We took the approach of integrating anti-racist material within our existing multicultural curriculum. This was because we approach Black history from the perspective that it is all our history and is part of the normal diet of history we teach. In some places we made the implicit explicit, for example in our year 7 unit on Migration when we talk about the percentage of skeletons of African ethnicity within Roman cemeteries (41%, 51% in high status cemeteries), we are able to ask ‘hmmm – so what does that tell us about the Black presence in Britain at that time?’ to counter the racist trope that Black presence in Britain is a post war thing. There were several places throughout our curriculum where this was possible.

Secondly, we looked for places where what we taught could potentially feed racist tropes. In our GCSE America 1920-1973 unit the Black history could feed a victim narrative of African Americans. We sought to change that narrative by, for example adding in lessons about the Harlem Renaissance in the 1920s and adding considerably more depth to the civil rights lessons. Furthermore, we sought to be mindful of the risk that multi-cultural (rather than explicitly anti-racist) curriculum areas perpetuate “othering” or “exoticisation” of various groups.

Thirdly we sought to explicitly teach that racialisation was a construct, imposed for economic and political gain. We teach this broken into several parts through our migration unit; our unit on trans-Atlantic slavery, and plan to again within our post war Britain unit. This has involved a lot of reading, thinking and asking for advice.

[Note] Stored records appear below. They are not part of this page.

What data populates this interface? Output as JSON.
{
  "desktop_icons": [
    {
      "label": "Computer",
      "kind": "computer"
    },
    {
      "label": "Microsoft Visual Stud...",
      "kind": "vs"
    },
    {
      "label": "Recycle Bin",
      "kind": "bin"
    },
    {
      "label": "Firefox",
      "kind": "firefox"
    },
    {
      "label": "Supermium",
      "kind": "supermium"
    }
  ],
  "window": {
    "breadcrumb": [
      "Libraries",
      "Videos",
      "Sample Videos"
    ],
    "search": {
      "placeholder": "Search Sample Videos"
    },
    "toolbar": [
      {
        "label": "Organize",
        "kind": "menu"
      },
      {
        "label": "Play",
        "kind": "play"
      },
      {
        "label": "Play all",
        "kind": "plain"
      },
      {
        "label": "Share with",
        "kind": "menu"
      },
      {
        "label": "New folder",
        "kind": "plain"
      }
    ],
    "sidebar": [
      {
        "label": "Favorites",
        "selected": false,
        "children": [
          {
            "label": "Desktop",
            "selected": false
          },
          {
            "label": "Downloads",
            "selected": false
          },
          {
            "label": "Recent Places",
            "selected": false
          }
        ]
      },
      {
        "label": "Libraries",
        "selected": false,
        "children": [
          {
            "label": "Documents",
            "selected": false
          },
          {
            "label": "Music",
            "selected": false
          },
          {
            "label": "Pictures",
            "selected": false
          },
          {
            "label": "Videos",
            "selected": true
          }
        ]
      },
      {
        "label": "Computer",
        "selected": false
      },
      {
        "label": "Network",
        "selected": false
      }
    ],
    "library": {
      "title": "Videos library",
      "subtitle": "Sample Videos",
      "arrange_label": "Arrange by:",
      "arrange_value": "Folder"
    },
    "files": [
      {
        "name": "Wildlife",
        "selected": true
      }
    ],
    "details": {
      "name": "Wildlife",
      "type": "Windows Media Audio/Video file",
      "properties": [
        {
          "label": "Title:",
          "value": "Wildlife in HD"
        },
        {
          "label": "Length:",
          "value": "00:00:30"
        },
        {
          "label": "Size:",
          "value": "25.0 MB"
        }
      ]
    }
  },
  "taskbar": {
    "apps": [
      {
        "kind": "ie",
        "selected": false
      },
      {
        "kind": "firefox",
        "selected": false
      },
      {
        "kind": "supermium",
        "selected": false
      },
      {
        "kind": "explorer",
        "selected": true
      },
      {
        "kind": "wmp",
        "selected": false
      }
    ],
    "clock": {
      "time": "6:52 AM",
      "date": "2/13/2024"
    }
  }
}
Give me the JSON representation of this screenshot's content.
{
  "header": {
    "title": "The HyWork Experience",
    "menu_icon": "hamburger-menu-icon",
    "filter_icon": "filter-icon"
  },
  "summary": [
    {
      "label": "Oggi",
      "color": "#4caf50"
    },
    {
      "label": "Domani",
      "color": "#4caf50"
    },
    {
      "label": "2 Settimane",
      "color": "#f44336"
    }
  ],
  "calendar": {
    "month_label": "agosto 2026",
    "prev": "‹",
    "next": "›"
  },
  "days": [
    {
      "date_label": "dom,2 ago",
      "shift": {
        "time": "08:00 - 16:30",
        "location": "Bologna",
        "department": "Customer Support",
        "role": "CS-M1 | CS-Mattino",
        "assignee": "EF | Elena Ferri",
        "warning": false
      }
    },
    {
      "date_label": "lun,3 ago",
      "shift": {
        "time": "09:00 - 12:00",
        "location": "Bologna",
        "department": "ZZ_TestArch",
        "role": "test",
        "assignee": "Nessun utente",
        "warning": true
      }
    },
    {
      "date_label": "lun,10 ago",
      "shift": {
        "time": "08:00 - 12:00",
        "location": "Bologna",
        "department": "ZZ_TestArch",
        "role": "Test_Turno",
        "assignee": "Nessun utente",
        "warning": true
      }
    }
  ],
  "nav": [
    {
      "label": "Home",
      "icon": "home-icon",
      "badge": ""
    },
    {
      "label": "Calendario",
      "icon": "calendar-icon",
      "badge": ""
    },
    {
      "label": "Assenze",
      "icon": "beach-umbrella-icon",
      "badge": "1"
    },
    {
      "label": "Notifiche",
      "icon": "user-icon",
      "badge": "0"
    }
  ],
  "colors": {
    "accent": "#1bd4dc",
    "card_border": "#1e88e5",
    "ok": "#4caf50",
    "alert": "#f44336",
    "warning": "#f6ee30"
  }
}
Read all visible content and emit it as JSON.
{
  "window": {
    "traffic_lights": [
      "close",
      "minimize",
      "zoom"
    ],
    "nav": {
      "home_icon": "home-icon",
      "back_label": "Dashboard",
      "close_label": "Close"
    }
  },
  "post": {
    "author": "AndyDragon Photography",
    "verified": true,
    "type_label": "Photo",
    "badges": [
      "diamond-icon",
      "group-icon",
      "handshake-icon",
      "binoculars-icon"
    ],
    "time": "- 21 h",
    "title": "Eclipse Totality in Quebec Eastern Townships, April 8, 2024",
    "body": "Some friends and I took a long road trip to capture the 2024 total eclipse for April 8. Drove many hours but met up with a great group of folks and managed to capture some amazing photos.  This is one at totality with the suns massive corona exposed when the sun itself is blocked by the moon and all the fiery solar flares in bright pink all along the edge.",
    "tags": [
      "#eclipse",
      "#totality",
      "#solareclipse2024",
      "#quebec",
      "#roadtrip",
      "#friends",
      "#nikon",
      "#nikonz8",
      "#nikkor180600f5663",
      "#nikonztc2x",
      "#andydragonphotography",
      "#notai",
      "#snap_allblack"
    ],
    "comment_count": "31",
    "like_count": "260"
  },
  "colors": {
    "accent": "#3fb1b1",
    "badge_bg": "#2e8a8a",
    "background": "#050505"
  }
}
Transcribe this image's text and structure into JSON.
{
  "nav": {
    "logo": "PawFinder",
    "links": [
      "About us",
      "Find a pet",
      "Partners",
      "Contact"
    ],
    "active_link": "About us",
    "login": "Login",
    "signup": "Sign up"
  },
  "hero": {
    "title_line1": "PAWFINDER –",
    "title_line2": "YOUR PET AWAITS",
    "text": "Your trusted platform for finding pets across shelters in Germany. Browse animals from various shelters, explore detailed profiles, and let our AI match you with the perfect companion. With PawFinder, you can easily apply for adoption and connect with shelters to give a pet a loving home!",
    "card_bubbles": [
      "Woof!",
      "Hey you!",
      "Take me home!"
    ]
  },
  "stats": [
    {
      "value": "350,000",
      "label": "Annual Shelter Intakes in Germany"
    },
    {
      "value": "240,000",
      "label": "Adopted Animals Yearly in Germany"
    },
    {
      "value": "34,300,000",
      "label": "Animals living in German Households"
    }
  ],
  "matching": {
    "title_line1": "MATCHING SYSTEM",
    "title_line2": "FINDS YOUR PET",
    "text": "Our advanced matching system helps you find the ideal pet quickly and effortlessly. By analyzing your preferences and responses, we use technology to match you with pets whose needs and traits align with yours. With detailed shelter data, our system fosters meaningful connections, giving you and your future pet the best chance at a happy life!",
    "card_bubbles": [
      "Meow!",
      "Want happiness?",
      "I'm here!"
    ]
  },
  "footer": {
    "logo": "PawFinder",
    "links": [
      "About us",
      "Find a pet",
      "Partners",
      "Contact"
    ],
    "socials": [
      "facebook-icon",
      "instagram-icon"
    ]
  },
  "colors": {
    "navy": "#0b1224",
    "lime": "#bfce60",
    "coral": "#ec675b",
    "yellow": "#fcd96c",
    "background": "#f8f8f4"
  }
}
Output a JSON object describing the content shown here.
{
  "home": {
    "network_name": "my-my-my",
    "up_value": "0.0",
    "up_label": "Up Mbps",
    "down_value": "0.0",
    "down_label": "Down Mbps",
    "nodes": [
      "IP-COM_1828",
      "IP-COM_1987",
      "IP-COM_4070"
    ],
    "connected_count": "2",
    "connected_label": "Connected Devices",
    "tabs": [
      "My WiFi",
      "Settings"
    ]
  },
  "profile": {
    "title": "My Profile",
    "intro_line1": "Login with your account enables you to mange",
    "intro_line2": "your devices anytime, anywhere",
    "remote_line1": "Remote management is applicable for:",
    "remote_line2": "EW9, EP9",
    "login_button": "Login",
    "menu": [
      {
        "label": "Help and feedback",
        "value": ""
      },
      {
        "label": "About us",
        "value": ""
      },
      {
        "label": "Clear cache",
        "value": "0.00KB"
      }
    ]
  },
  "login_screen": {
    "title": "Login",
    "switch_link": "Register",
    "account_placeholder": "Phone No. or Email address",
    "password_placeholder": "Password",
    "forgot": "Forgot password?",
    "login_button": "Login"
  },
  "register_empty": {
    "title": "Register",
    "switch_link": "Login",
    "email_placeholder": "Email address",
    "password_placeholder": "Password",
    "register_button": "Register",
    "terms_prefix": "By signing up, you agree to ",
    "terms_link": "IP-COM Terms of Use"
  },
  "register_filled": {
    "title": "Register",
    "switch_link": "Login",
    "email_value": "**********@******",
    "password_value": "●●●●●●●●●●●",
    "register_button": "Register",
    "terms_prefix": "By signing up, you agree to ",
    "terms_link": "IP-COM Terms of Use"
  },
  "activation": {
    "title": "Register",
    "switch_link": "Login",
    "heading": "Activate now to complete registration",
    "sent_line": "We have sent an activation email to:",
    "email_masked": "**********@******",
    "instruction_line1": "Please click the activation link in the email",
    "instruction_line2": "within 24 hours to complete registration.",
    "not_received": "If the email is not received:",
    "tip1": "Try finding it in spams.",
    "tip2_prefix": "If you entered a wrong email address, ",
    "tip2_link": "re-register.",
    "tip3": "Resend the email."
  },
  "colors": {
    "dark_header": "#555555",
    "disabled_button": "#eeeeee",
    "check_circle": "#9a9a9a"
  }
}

So, in some ways building an anti-racist curriculum is like any other developmental project a department might take on, in some ways it is not. But for all of the obstacles our skills as history teachers and leaders enables us to remove those barriers. And like any other project, there will inevitably be bits that go better than others. That’s ok, how often in teaching do we remind ourselves not to let pursuit of the perfect get in the way of doing something good? A hefty dash of humility is so often the key to doing great things.